Roll-over Relief on chargeable gains
If qualifying assets are acquired, chargeable gains on other asset disposals of qualifying assets within the previous 3 years, or which are expected to happen within the next year, may be deferred by the buyer, or other members of the buyer's group, by way of roll-over relief, until the sale of the replacement assets.
Higher Base Cost
The buyer will obtain a market value base cost in the acquired assets. The profit on a subsequent sale of such assets should be calculated only by reference to the increase in value from the date of the business acquisition. In contrast, on a share acquisition the assets remain owned by the target which may have a historically low base cost.
Stock
An immediate tax deduction may be available to the buyer for the amount paid for any stock.
Tax Liabilities
Generally, the buyer will not take on the tax liabilities of the seller.
Seller
Double Tax Charge
The seller may suffer a double tax charge on the disposal of a business. Not only might the seller company be liable for corporation tax arising from the sale, but the shareholders may also incur tax liabilities. In the case of individual shareholders, if the seller company pays a dividend out of sale profits, these will be subject to income tax. If the seller company is liquidated after the disposal, and shareholders (individual or corporate) receive distributions, these will amount to a disposal of their shares for capital gains tax purposes.
Roll-over Relief on income gains
The corporation tax regime for intangible assets also contains roll-over provisions, allowing relief if the proceeds from the sale of the qualifying intangible assets are reinvested in such assets.
Share Purchases - Tax Issues
Buyer
Stamp Duty
The buyer will be liable to pay ad valorem stamp duty on the shares, at a rate of 0.5%. As stated above, this should be compared with the SDLT rates that would be payable on property if the acquisition were to be structured as an asset purchase.
Trading Losses
The target may be able to carry forward trading losses from the period before the sale and set these against future profits, which is not the case in an asset sale to an unrelated party.
VAT
A share purchase is VAT exempt, as opposed to an asset sale, which may be subject to VAT if it is not a transfer of a going concern.
Seller
Capital Gains Tax
If the seller is an individual he/she will pay capital gains tax on the gain arising from the disposal of shares. This is charged at the marginal rate at which the individual pays income tax.
Corporation Tax
A corporate seller will pay corporation tax on any chargeable gain which arises from the sale of the shares at the applicable rate of corporation tax for that company's chargeable profits.
Taper Relief
For individual sellers who are UK residents, indexation relief is available for shares held for periods up to April 1998, and for periods thereafter, taper relief is available. If the shares qualify as "business assets" and have been held for at least 2 years, enhanced relief is available, so that capital gains tax is only levied at 10%.

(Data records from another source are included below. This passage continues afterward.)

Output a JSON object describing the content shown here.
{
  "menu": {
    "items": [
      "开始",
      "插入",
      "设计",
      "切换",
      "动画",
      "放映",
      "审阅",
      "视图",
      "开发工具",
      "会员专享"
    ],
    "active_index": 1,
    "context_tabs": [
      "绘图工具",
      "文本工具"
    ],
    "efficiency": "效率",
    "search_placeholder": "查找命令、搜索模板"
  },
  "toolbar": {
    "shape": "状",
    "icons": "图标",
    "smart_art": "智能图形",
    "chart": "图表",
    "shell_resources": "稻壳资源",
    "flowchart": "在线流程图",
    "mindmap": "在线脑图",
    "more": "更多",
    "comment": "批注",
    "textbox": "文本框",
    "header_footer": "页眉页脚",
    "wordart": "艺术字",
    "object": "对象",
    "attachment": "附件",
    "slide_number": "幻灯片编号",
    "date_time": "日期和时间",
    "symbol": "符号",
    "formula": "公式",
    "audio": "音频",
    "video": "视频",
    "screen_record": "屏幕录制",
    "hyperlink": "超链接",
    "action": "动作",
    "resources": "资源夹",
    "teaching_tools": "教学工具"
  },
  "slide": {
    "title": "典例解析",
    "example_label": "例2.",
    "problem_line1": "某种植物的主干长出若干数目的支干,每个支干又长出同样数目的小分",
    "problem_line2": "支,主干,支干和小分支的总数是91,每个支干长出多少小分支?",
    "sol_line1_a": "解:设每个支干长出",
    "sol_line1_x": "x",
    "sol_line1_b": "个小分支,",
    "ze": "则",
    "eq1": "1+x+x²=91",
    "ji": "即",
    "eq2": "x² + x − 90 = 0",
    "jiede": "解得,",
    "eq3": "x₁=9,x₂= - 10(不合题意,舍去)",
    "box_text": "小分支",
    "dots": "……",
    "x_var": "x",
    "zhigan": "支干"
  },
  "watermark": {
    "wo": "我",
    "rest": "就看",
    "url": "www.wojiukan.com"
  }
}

Substantial Shareholdings Exemption ("SSE")
If the seller is a company, a capital gain on the sale of the shares will be tax exempt if the SSE applies. This applies where, throughout a continuous 12 month period beginning not more than 2 years before the sale, the company selling the shares held a substantial shareholding (broadly at least a 10% interest). Certain conditions must be satisfied, but, providing these are satisfied, the exemption will be automatic.
Roll-over Relief
If the SSE does not apply, the seller will be able to defer the payment of capital gains tax if the consideration for the sale of shares takes paper form (e.g. shares or loan notes in the buyer).